Жуков напишет: «20 апреля в 13 часов 50 минут, на пятый день операции, дальнобойная артиллерия 79-го стрелкового корпуса 3-й ударной армии 1-го Белорусского фронта, которой командовал генерал-полковник В.И. Кузнецов, открыла огонь по Берлину. Начался исторический штурм столицы фашистской Германии…».

Танковые армии 1-го Украинского фонта в это время все стремительнее неслись вперед. Рыбалко вел свои танки прямо на южную окраину Берлина. «Армия Рыбалко 6-м танковым корпусом (командир генерал-майор танковых войск В.А. Митрофанов) захватила город Барут – важный опорный пункт немцев на подступах к Берлину, - рассказывал Конев. - В тот же день его танкисты вторглись на глубину так называемого Цоссенского рубежа обороны… В течение 20 апреля армия Рыбалко вела бои вокруг Цоссена и одновременно своими передовыми частями шла на север, к Берлину. За эти сутки ее части продвинулись на 60 км».

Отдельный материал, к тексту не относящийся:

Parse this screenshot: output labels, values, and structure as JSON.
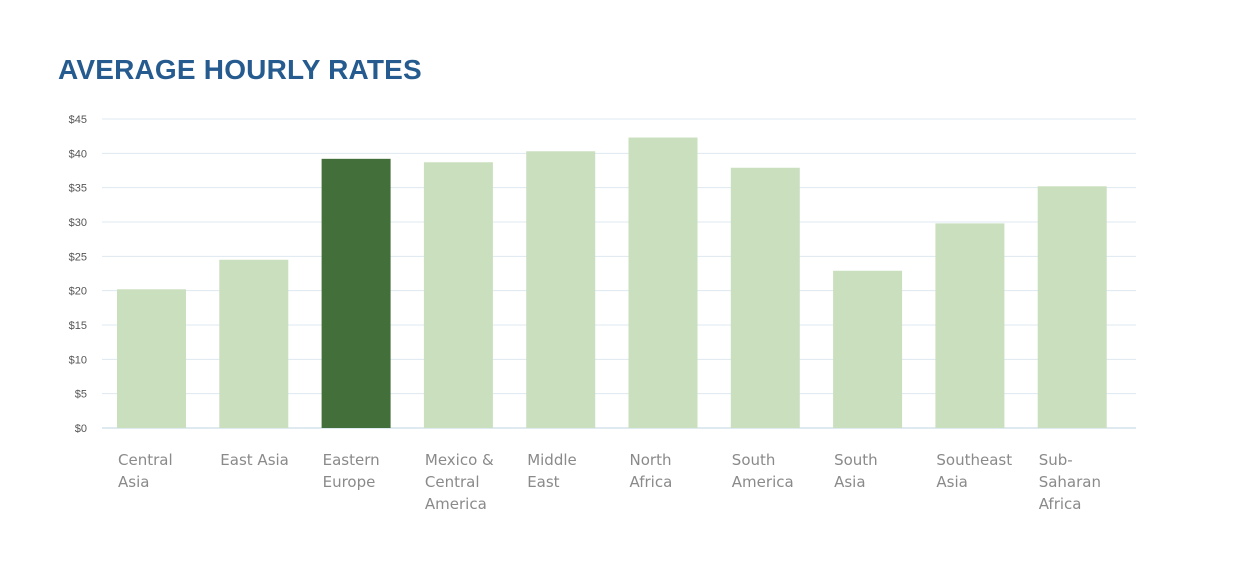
{
  "chart_data": {
    "type": "bar",
    "title": "AVERAGE HOURLY RATES",
    "xlabel": "",
    "ylabel": "",
    "ylim": [
      0,
      45
    ],
    "yticks": [
      0,
      5,
      10,
      15,
      20,
      25,
      30,
      35,
      40,
      45
    ],
    "ytick_labels": [
      "$0",
      "$5",
      "$10",
      "$15",
      "$20",
      "$25",
      "$30",
      "$35",
      "$40",
      "$45"
    ],
    "grid": true,
    "legend": "none",
    "categories": [
      [
        "Central",
        "Asia"
      ],
      [
        "East Asia"
      ],
      [
        "Eastern",
        "Europe"
      ],
      [
        "Mexico &",
        "Central",
        "America"
      ],
      [
        "Middle",
        "East"
      ],
      [
        "North",
        "Africa"
      ],
      [
        "South",
        "America"
      ],
      [
        "South",
        "Asia"
      ],
      [
        "Southeast",
        "Asia"
      ],
      [
        "Sub-",
        "Saharan",
        "Africa"
      ]
    ],
    "values": [
      20.2,
      24.5,
      39.2,
      38.7,
      40.3,
      42.3,
      37.9,
      22.9,
      29.8,
      35.2
    ],
    "highlight_index": 2,
    "colors": {
      "bar": "#cadfbe",
      "highlight": "#43703a",
      "grid": "#dde8ef",
      "axis": "#d3e2eb",
      "title": "#255b8f"
    }
  }
}
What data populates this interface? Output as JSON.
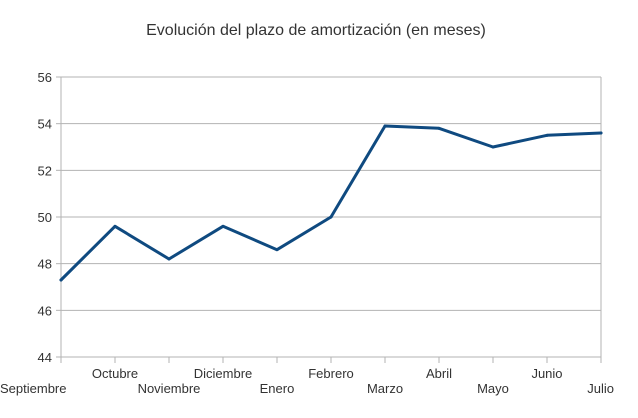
{
  "chart_data": {
    "type": "line",
    "title": "Evolución del plazo de amortización (en meses)",
    "xlabel": "",
    "ylabel": "",
    "categories": [
      "Septiembre",
      "Octubre",
      "Noviembre",
      "Diciembre",
      "Enero",
      "Febrero",
      "Marzo",
      "Abril",
      "Mayo",
      "Junio",
      "Julio"
    ],
    "series": [
      {
        "values": [
          47.3,
          49.6,
          48.2,
          49.6,
          48.6,
          50.0,
          53.9,
          53.8,
          53.0,
          53.5,
          53.6
        ],
        "color": "#0f4a80"
      }
    ],
    "ylim": [
      44,
      56
    ],
    "yticks": [
      44,
      46,
      48,
      50,
      52,
      54,
      56
    ],
    "grid": true,
    "legend": "none"
  }
}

4-я гвардейская танковая армия Лелюшенко по большой дуге стремилась обойти Берлин с юго-востока. Встречая сильное сопротивление, она, тем не менее, проделала путь в 45 км. «В ночь на 21 апреля танковая группировка фронта достигла внешнего берлинского оборонительного обвода, оторвавшись в этот день от общевойсковых армий примерно на 35 км… Мы глубоко вклинились в расположение противника и на исходе дня полностью отсекли немецкую группу армий "Висла" от группы армий "Центр". Фронт немцев был в этот день фактически рассечен на две части».

А чтобы сделать положение оборонявшейся группы немецких армий совсем безнадежным, 20 апреля пришел в движение 2-й Белорусский фронт Рокоссовского.

Информация к размышлению

Рокоссовский Константин Константинович (Константы Ксаверьевич). 48 лет. Член ВКП(б) с 1919 года. Маршал Советского Союза и Маршал Польши. Дважды Герой Советского Союза. Кавалер ордена «Победа».

Родился в Варшаве (по официальной советской версии – в Великих Луках). Отец – Ксаверий Юзеф Рокоссовский происходил из шляхетского рода, ревизор Варшавской железной дороги (по советской версии – рабочий-машинист). Мать – Антонина Овсянникова – белоруска, учительница русского языка и литературы. Обучался в частном училище, окончил пять классов гимназии. После ранней смерти отца работал помощником кондитера, зубного врача, каменотесом в мастерской скульптора в Варшаве и в местечке Груец.

В августе 1914 года вступил добровольцем в 5-й драгунский Каргопольский полк 5-й кавалерийской дивизии 12-й армии, с которым прошел всю Первую мировую войну. При Временном правительстве произведен в младшие унтер-офицеры. Был награжден Георгиевским крестом и тремя Георгиевскими медалями.

В декабре 1917 года вступил в Красную гвардию. Воевал в составе Каргопольского красногвардейского кавалерийского отряда. Командир эскадрона, отдельного дивизиона 1-го Уральского кавполка. С января 1920 года – командир полка 30-й стрелковой дивизии 5-й армии и бригады 5-й Кубанской кавалерийской дивизии, действовавших в Забайкалье.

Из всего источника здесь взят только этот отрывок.